Wednesday, December 13, 2017
Ink-Slinger profiles by Alex Jay: Fred Zumwalt
An anonymous comment asked about Fred Zumwalt who drew the Nutt Family strip that appeared in the Northwest Worker, a Socialist newspaper published in Everett, Washington. Zumwalt and the strip are not in American Newspaper Comics (2012). Nothing relevant was found when I searched the key words “Fred Zumwalt” and cartoonist. I replaced cartoonist with Socialist and got a hit at the Internet Archive. The American Socialist, (Chicago, Illinois), November 13, 1915, printed this item in the first column: “Fred Zumwalt, Greenfield, Ill., fires in seven subs [subscriptions] and gets one of our souvenir Socialist pennants.” A second hit was at the Old Fulton New York Postcards site. The Socialist newspaper New York Call (New York City), May 6, 1917, published Zumwalt’s letter in its magazine section.
With this information I found Zumwalt in five records at Ancestry.com. In the 1900 U.S. Federal Census, Zumwalt was the oldest of two sons born to Newton, a railroad laborer, and Louella/Luella. They lived in Spring Creek, Pike County, Illinois. Zumwalt has not yet been found in the 1910 census.
On September 12, 1918, Zumwalt signed his World War I draft card which had his full name, Fred Almer Zumwalt. His birth date was November 14, 1883. The self-employed artist resided in Nebo, Pike County, Illinois. He was described as tall, medium build with blue eyes and dark hair.
Zumwalt and his parents were in Spring Creek in the 1920 census which was enumerated in January. Zumwalt was a widower who had a photography studio. Later that year in July, Zumwalt married Cora.
Zumwalt has not been found in the 1930 census. A 1930 Alton, Illinois city directory listed him as a sign painter residing at 517 Cherry.
According to a transcription of Zumwalt’s death certificate, at Ancestry.com, he passed away December 23, 1939 in Alton. Zumwalt was born in Nebo on November 13, 1883; his draft card said 14. His occupation was sign painter. Zumwalt’s residence was Wood River, Madison County, Illinois. An obituary was transcribed at Genealogy Trails.

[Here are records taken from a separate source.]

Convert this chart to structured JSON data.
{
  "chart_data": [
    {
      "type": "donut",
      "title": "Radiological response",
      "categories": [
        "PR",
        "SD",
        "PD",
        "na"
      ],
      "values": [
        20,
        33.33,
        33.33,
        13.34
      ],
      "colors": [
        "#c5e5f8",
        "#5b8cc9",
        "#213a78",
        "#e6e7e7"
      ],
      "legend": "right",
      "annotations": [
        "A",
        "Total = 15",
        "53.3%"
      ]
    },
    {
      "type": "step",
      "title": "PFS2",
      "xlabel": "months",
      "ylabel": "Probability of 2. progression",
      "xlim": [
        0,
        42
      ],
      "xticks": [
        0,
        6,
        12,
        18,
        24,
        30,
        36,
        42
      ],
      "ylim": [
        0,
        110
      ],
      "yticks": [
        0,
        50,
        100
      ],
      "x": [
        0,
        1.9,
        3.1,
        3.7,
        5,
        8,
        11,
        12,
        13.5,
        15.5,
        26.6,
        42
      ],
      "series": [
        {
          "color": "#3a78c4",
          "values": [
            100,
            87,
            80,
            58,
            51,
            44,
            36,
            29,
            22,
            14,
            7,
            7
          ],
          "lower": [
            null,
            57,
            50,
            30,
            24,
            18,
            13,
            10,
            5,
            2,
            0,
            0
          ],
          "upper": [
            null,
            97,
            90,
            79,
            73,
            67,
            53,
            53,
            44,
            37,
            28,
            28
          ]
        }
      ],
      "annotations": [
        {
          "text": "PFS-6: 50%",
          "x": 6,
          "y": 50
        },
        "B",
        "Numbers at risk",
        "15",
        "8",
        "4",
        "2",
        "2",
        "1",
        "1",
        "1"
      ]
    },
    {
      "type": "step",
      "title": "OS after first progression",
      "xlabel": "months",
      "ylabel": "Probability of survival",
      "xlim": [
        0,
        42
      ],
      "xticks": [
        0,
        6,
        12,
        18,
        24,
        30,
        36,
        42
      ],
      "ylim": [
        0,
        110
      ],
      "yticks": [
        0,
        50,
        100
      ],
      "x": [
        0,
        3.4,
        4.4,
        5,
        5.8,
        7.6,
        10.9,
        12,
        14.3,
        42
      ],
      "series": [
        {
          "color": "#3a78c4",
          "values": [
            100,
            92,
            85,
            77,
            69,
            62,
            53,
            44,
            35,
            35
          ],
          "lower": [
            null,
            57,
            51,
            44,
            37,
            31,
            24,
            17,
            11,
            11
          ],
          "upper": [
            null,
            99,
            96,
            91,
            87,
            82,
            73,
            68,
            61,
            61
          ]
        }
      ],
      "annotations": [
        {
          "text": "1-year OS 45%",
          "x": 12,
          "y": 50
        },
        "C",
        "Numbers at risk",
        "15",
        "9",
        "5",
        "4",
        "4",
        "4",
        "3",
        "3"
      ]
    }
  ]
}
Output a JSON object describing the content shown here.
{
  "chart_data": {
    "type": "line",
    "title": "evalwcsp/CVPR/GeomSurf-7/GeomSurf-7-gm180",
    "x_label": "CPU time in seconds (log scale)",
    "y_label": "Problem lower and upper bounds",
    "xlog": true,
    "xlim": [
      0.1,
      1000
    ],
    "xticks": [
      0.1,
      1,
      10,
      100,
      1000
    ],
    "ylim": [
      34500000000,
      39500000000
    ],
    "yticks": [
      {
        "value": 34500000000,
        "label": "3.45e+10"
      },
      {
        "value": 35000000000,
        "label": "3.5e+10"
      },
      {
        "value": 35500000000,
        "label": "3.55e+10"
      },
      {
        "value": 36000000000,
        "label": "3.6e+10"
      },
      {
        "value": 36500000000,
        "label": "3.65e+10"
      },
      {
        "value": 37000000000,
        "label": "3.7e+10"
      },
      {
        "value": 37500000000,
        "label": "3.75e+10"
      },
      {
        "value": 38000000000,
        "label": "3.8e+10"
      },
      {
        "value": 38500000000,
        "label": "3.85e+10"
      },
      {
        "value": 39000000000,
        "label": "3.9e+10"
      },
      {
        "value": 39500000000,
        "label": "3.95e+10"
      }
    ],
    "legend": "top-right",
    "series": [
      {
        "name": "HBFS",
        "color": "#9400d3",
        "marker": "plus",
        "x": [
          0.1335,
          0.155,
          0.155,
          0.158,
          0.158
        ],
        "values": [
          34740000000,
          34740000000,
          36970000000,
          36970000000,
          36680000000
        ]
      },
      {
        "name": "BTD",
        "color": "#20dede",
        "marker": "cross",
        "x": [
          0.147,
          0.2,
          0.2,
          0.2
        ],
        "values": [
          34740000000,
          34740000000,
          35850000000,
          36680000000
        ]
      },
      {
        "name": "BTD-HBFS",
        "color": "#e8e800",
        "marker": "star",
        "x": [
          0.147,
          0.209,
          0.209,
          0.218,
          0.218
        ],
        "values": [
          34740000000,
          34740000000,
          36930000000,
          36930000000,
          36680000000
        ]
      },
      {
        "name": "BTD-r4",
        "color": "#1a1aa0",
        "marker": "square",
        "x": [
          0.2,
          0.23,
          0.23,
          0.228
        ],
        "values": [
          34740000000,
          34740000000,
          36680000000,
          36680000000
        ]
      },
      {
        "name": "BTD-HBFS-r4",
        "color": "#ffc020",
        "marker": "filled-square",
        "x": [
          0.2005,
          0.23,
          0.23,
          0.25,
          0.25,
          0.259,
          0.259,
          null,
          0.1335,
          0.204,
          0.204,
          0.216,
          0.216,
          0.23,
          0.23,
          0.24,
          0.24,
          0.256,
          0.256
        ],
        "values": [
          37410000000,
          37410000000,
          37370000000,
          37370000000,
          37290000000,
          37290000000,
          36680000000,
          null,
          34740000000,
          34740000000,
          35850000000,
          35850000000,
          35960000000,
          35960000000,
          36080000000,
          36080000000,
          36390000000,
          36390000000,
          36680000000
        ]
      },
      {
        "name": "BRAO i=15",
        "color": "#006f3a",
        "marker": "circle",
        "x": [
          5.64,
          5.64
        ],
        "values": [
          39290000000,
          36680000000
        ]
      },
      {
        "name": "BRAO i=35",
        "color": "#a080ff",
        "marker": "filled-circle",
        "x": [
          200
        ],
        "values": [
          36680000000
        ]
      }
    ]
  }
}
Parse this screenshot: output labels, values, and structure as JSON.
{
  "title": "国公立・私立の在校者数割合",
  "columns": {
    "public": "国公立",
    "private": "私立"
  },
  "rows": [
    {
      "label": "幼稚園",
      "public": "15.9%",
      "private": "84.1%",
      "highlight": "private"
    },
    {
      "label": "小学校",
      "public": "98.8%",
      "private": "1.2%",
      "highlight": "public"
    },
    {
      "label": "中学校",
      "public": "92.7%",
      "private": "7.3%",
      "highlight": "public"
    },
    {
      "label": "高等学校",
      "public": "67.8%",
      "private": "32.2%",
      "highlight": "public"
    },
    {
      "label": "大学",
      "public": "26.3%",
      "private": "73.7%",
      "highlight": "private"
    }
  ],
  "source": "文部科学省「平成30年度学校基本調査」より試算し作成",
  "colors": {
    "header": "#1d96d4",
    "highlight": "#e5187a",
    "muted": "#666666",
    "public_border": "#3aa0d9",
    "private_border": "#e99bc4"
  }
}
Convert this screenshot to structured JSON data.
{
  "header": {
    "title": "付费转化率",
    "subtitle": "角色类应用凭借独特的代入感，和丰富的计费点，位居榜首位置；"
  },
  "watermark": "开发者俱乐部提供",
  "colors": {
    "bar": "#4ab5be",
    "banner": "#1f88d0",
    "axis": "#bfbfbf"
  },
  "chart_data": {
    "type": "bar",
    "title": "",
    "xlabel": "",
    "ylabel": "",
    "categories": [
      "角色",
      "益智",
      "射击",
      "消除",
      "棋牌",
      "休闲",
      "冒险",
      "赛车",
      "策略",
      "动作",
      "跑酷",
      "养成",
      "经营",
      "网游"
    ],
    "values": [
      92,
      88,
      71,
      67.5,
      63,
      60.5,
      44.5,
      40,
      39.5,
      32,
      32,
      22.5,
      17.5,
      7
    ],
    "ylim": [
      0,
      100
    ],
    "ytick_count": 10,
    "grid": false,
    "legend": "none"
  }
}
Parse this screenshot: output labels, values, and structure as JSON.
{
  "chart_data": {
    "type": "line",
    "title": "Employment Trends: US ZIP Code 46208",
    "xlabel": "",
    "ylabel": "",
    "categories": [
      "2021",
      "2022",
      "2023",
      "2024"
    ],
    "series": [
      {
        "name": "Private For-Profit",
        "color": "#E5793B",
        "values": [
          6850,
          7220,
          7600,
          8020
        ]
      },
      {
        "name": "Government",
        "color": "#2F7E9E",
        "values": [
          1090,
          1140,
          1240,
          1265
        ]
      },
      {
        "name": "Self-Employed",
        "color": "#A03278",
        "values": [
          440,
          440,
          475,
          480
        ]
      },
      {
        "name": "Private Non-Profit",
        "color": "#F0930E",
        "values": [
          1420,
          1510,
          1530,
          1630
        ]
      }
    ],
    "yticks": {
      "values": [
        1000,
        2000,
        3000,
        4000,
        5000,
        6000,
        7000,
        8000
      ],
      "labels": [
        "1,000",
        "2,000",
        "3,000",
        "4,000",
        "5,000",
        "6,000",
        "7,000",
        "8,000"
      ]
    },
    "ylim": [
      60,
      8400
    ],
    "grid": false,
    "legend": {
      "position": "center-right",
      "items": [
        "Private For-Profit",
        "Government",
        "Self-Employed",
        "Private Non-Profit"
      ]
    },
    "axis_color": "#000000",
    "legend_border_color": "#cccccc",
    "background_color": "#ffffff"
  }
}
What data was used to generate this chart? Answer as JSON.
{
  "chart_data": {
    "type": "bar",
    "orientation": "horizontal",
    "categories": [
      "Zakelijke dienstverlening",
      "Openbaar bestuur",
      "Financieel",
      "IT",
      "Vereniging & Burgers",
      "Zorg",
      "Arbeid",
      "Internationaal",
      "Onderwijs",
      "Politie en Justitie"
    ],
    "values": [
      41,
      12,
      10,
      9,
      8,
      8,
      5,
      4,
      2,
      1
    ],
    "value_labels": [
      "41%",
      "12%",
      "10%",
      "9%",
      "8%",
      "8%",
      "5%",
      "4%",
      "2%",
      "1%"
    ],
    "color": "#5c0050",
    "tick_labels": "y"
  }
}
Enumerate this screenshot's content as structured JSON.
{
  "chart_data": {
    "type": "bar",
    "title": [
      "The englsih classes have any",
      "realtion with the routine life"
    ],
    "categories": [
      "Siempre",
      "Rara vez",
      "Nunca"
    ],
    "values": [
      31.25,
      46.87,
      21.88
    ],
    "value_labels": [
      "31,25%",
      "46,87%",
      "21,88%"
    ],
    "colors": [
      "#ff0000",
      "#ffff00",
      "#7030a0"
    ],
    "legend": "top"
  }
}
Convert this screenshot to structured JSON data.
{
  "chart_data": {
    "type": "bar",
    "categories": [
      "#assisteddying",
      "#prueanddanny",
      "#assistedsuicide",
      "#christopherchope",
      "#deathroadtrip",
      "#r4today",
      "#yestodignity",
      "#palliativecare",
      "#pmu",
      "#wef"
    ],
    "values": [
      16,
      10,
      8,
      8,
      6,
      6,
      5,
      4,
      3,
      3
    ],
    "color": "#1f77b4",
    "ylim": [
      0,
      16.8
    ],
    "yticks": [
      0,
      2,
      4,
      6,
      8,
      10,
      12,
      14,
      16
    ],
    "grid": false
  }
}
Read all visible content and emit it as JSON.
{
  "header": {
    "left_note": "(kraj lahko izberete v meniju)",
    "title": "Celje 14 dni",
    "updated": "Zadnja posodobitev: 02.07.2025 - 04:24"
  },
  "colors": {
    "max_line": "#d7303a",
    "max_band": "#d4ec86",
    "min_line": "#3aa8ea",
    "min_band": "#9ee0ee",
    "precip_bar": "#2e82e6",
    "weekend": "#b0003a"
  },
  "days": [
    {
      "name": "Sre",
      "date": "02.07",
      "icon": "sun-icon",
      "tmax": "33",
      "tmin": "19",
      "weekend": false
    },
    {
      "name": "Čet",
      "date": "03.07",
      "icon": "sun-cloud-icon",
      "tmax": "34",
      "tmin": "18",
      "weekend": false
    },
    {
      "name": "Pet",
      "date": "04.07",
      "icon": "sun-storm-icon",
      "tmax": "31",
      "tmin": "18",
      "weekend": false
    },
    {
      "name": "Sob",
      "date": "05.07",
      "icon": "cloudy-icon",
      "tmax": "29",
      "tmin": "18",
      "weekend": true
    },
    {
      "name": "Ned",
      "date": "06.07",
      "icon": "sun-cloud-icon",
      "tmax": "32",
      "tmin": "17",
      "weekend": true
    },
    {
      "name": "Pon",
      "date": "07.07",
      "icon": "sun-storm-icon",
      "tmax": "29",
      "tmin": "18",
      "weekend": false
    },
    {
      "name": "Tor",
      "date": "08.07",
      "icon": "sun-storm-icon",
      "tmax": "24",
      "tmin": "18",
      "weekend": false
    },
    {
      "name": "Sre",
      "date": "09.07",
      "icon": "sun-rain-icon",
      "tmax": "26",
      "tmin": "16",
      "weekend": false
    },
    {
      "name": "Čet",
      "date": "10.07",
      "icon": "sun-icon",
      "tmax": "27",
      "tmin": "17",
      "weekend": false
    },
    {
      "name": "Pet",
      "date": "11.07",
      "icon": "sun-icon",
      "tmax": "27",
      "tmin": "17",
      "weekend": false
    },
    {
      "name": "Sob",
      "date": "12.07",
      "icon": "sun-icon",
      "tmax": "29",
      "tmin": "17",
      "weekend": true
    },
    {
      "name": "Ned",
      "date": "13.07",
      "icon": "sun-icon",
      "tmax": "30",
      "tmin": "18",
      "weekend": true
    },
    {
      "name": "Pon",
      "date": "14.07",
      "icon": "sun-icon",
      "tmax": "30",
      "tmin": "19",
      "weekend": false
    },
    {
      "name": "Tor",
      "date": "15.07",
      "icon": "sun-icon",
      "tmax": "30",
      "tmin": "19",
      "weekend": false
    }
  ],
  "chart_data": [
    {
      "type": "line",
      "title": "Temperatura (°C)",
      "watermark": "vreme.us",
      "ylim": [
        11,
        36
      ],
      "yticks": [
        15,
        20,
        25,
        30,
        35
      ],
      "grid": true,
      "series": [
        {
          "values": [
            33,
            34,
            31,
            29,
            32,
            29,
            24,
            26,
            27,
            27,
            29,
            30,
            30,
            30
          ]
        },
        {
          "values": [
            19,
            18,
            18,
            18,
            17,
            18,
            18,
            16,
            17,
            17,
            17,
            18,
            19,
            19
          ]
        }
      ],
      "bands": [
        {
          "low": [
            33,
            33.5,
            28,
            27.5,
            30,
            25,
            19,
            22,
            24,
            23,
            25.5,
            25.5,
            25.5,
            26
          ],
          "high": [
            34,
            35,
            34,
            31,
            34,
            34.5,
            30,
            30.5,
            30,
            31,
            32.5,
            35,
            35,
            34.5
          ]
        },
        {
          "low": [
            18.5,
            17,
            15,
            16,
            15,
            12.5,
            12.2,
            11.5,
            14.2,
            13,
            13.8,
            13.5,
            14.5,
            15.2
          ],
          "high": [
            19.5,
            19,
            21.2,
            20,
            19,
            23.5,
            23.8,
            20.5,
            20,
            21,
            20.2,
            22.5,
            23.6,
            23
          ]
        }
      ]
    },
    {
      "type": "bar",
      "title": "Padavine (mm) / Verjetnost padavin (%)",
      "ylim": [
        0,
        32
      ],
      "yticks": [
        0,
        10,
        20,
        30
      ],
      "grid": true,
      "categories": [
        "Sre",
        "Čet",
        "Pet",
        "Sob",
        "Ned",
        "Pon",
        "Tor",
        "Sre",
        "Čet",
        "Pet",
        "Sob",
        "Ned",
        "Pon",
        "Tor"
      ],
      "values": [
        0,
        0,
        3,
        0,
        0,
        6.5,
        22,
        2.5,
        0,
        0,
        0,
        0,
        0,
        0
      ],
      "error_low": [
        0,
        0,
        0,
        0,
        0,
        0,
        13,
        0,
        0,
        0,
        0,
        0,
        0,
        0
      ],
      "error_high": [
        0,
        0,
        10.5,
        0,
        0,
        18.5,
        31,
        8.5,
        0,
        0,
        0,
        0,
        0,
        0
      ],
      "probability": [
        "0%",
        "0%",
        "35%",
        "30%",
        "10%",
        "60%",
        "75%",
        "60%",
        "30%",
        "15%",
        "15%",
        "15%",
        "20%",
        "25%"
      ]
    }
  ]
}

Zumwalt, Fred Almer, 56 years old, owner of a Wood River photographic and sign business, died Saturday evening, Dec. 23 after an automobile accident at Cottage Hill, three miles north of Alton. His sudden death was attributed to heart disease, aggravated by excitement. Fred had stopped his car on Highway 140 to let a woman customer out at her home. She was partly out of the car when another driver coming behind them struck Fred's car lightly, being unable to stop his machine easily because of slush covered pavement. The impact knocked the woman passenger down and she fainted. Fred and the other driver carried her onto the porch of her home and Fred collapsed. He was dead on arrival at St. Joseph's Hospital, Alton.The Alton Evening Telegraph, December 28, 1939, reported Zumwalt’s death and the result of an inquest. Zumwalt was laid to rest at Allison Cemetery.
Fred Almer Zumwalt was the second son of Newton and Luella Zumwalt, born three miles south of Nebo, November 13, 1883. He had spent a greater portion of his life in and around Nebo and was well known because of his natural talent as a photographer and sign painter. He was married to Alta M. Long, October 4, 1906, death claiming her September 10, 1908. Immediate survivors are his aged mother, two brothers, Charlie and Robert. Services were held at the home of his mother in Nebo, Tuesday afternoon, conducted by Elder C. E. Hudson of White Hall, a former pastor of the local Baptist Church. Those having charge of the singing were: Jack Greenstreet and wife, Charlie Pearson, Mrs. Cora Webb. Interment was made in the Allison Cemetery. Pallbearers were: H. E. Greenstreet, Ernest Ewers, John Zumwalt, Cecil Zumwalt, Harry Craig, Alfro Turnbeaugh. Honorary pallbearers: Mauric Zumwalt, Bob Zumwalt, Jr, Geo. Boyle, Loren Boyle, Evans Franklin, John W. Pruett.
Because of Zumwalt’s Socialist and artistic background, I believe he created the Nutt Family strip.